Race day dawned bright and I was really excited - until I saw the look on Paul Petricone's face when he arrived at our paddock later than I had expected. "No biggie - don't need anything," I thought. Then I realized that Paul was really upset. It seems that Jim Clarke had been up much of the night suffering from an attack of sheer terror. Jim drove stock cars when he wasn't driving the SV and he had recently suffered a bad crash. Paul explained to me in secret what he believed was going on. The crash had cost Jim an eye. He had proven in qualifying that he could still compete with the best, physically at least, even with only one eye, but the thought of another crash hit him last night and the loathsome prospect of blindness with it. He has vomiting with fear just before they left the motel, according to Paul. That's why they were so late. Jim eventually showed up at the paddock with thin, brittle smile plastered onto the front of his skull. He said all the right things and he and Paul finally decided to race.

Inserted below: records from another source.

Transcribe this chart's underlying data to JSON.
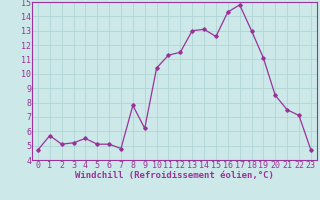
{
  "x": [
    0,
    1,
    2,
    3,
    4,
    5,
    6,
    7,
    8,
    9,
    10,
    11,
    12,
    13,
    14,
    15,
    16,
    17,
    18,
    19,
    20,
    21,
    22,
    23
  ],
  "y": [
    4.7,
    5.7,
    5.1,
    5.2,
    5.5,
    5.1,
    5.1,
    4.8,
    7.8,
    6.2,
    10.4,
    11.3,
    11.5,
    13.0,
    13.1,
    12.6,
    14.3,
    14.8,
    13.0,
    11.1,
    8.5,
    7.5,
    7.1,
    4.7
  ],
  "line_color": "#993399",
  "marker": "D",
  "marker_size": 1.8,
  "bg_color": "#cce8e8",
  "grid_color": "#b0d4d4",
  "xlabel": "Windchill (Refroidissement éolien,°C)",
  "xlabel_color": "#993399",
  "tick_label_color": "#993399",
  "ylim": [
    4,
    15
  ],
  "xlim": [
    -0.5,
    23.5
  ],
  "yticks": [
    4,
    5,
    6,
    7,
    8,
    9,
    10,
    11,
    12,
    13,
    14,
    15
  ],
  "xticks": [
    0,
    1,
    2,
    3,
    4,
    5,
    6,
    7,
    8,
    9,
    10,
    11,
    12,
    13,
    14,
    15,
    16,
    17,
    18,
    19,
    20,
    21,
    22,
    23
  ],
  "spine_color": "#993399",
  "axis_bg_color": "#cce8e8",
  "tick_fontsize": 6.0,
  "xlabel_fontsize": 6.5,
  "linewidth": 0.9
}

Jim started out fine from a modest position near the front of the grid - fifth, I think. We were in no hurry to let anyone realize that our car could run away and hide at will. Jim just settled for a comfortable place near but not at the front. The flag dropped and the cars all roared away. Jim stayed at or near his starting position for a few laps, then made a move, then dropped way off the pace and fell way back into the pack. I was confused and upset. A million thoughts went through my mind about what must be happening on the vast expanses of track that I could not see from the pits. As the race neared the end Jim started picking up positions on every lap. My heart pounded in my chest. Go Jim, goddamnit, go Jim! With one lap to go Jim slid into second and followed the leader. I am told that coming under the bridge, he made a move for the lead and got crossed up briefly, scrubbing off enough speed to lose the leader and let the third place car past. Crossing the finish line at the bottom of the hill, Jim was third.

I later learned that his fastest lap as he was making up lost ground (a 1:34 if I recall correctly) was the fastest lap of the race and a new track record for SV. That record lasted for several years, even into the change to the new water-cooled engines. That was some consolation, but only after the dismal disappointment wore off. To have such a huge advantage and then lose was too much irony to bear. I was to young to realize that it was probably not unusual.

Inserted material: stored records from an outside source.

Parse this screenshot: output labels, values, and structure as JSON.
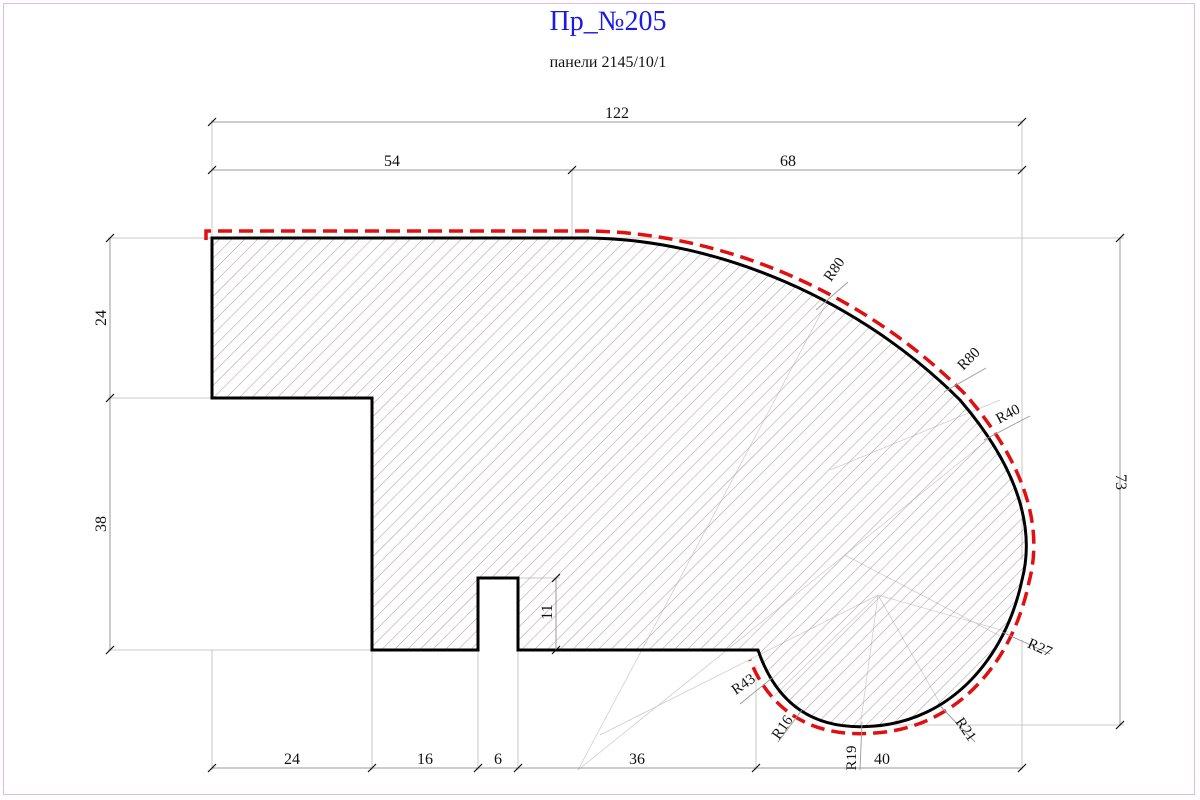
{
  "title": "Пр_№205",
  "subtitle": "панели 2145/10/1",
  "colors": {
    "title": "#1a1ae6",
    "outline": "#000000",
    "hatch": "#a08c8c",
    "face_line": "#e01010",
    "frame": "#e7b8e7"
  },
  "dimensions": {
    "overall_width": "122",
    "top_left_width": "54",
    "top_right_width": "68",
    "left_upper_height": "24",
    "left_lower_height": "38",
    "right_height": "73",
    "groove_depth": "11",
    "bottom_1": "24",
    "bottom_2": "16",
    "bottom_3": "6",
    "bottom_4": "36",
    "bottom_5": "40"
  },
  "radii": {
    "r80_a": "R80",
    "r80_b": "R80",
    "r40": "R40",
    "r27": "R27",
    "r21": "R21",
    "r19": "R19",
    "r16": "R16",
    "r43": "R43"
  }
}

In 1973, not long before I left Autodynamics, I hired a young amateur who was winning races in one of our D-13 Formula Vees to fill Bob Fletcher's job selling racing cars when Bob moved on. I had to convince Ray Caldwell that the inexperienced rookie Reeves Callaway had the right stuff.

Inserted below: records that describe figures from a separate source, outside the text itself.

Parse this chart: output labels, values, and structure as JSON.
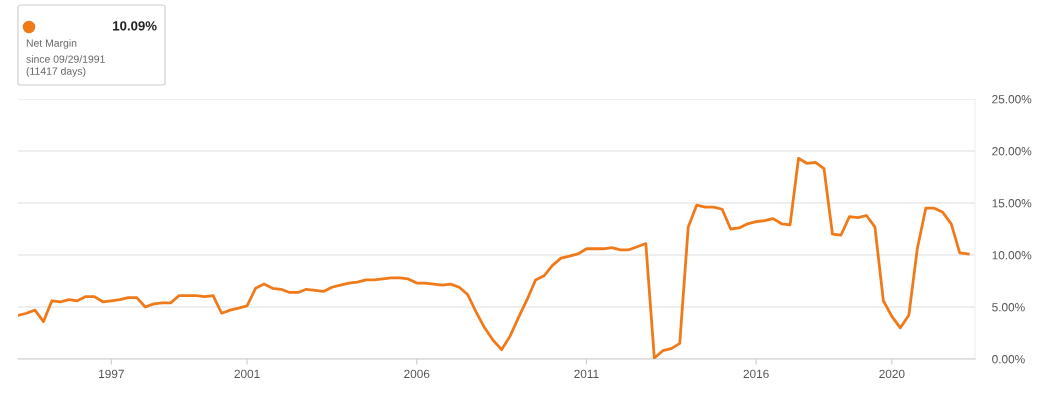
{
  "chart_data": {
    "type": "line",
    "x": [
      1994.25,
      1994.5,
      1994.75,
      1995.0,
      1995.25,
      1995.5,
      1995.75,
      1996.0,
      1996.25,
      1996.5,
      1996.75,
      1997.0,
      1997.25,
      1997.5,
      1997.75,
      1998.0,
      1998.25,
      1998.5,
      1998.75,
      1999.0,
      1999.25,
      1999.5,
      1999.75,
      2000.0,
      2000.25,
      2000.5,
      2000.75,
      2001.0,
      2001.25,
      2001.5,
      2001.75,
      2002.0,
      2002.25,
      2002.5,
      2002.75,
      2003.0,
      2003.25,
      2003.5,
      2003.75,
      2004.0,
      2004.25,
      2004.5,
      2004.75,
      2005.0,
      2005.25,
      2005.5,
      2005.75,
      2006.0,
      2006.25,
      2006.5,
      2006.75,
      2007.0,
      2007.25,
      2007.5,
      2007.75,
      2008.0,
      2008.25,
      2008.5,
      2008.75,
      2009.0,
      2009.25,
      2009.5,
      2009.75,
      2010.0,
      2010.25,
      2010.5,
      2010.75,
      2011.0,
      2011.25,
      2011.5,
      2011.75,
      2012.0,
      2012.25,
      2012.5,
      2012.75,
      2013.0,
      2013.25,
      2013.5,
      2013.75,
      2014.0,
      2014.25,
      2014.5,
      2014.75,
      2015.0,
      2015.25,
      2015.5,
      2015.75,
      2016.0,
      2016.25,
      2016.5,
      2016.75,
      2017.0,
      2017.25,
      2017.5,
      2017.75,
      2018.0,
      2018.25,
      2018.5,
      2018.75,
      2019.0,
      2019.25,
      2019.5,
      2019.75,
      2020.0,
      2020.25,
      2020.5,
      2020.75,
      2021.0,
      2021.25,
      2021.5,
      2021.75,
      2022.0,
      2022.25
    ],
    "series": [
      {
        "color": "#f07a1a",
        "values": [
          4.2,
          4.4,
          4.7,
          3.6,
          5.6,
          5.5,
          5.7,
          5.6,
          6.0,
          6.0,
          5.5,
          5.6,
          5.7,
          5.9,
          5.9,
          5.0,
          5.3,
          5.4,
          5.4,
          6.1,
          6.1,
          6.1,
          6.0,
          6.1,
          4.4,
          4.7,
          4.9,
          5.1,
          6.8,
          7.2,
          6.8,
          6.7,
          6.4,
          6.4,
          6.7,
          6.6,
          6.5,
          6.9,
          7.1,
          7.3,
          7.4,
          7.6,
          7.6,
          7.7,
          7.8,
          7.8,
          7.7,
          7.3,
          7.3,
          7.2,
          7.1,
          7.2,
          6.9,
          6.2,
          4.5,
          3.0,
          1.8,
          0.9,
          2.2,
          4.0,
          5.7,
          7.6,
          8.0,
          9.0,
          9.7,
          9.9,
          10.1,
          10.6,
          10.6,
          10.6,
          10.7,
          10.5,
          10.5,
          10.8,
          11.1,
          0.1,
          0.8,
          1.0,
          1.5,
          12.7,
          14.8,
          14.6,
          14.6,
          14.4,
          12.5,
          12.6,
          13.0,
          13.2,
          13.3,
          13.5,
          13.0,
          12.9,
          19.3,
          18.8,
          18.9,
          18.3,
          12.0,
          11.9,
          13.7,
          13.6,
          13.8,
          12.7,
          5.6,
          4.1,
          3.0,
          4.2,
          10.6,
          14.5,
          14.5,
          14.1,
          13.0,
          10.2,
          10.1
        ]
      }
    ],
    "annotations": [
      "10.09%",
      "Net Margin",
      "since 09/29/1991",
      "(11417 days)"
    ],
    "xlim": [
      1994.25,
      2022.45
    ],
    "xticks": [
      1997,
      2001,
      2006,
      2011,
      2016,
      2020
    ],
    "ylim": [
      0,
      25
    ],
    "yticks": [
      {
        "value": 0,
        "label": "0.00%"
      },
      {
        "value": 5,
        "label": "5.00%"
      },
      {
        "value": 10,
        "label": "10.00%"
      },
      {
        "value": 15,
        "label": "15.00%"
      },
      {
        "value": 20,
        "label": "20.00%"
      },
      {
        "value": 25,
        "label": "25.00%"
      }
    ],
    "grid": "y",
    "marker": "none",
    "line_style": "solid"
  }
}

In 1971, Detroit's big three withdrew suddenly their open support of motor racing. The political atmosphere had changed and the horsepower race that bred the 60s muscle and pony cars was suddenly over. Dodge canceled Autodynamics contract. We had all expected to run the Dodge Challenger factory Trans-Am Team for at least two more years. The company eventually filed a Chapter 11 bankruptcy and tried to reorganize and build electric commuter vehicles. It was visionary, but far too early for the market and the state of available technology. Racing took a back seat to the electric car development and the few racers who were not laid off soon grew disgruntled. People quit weekly. Over the next two years, Autodynamics withered and died.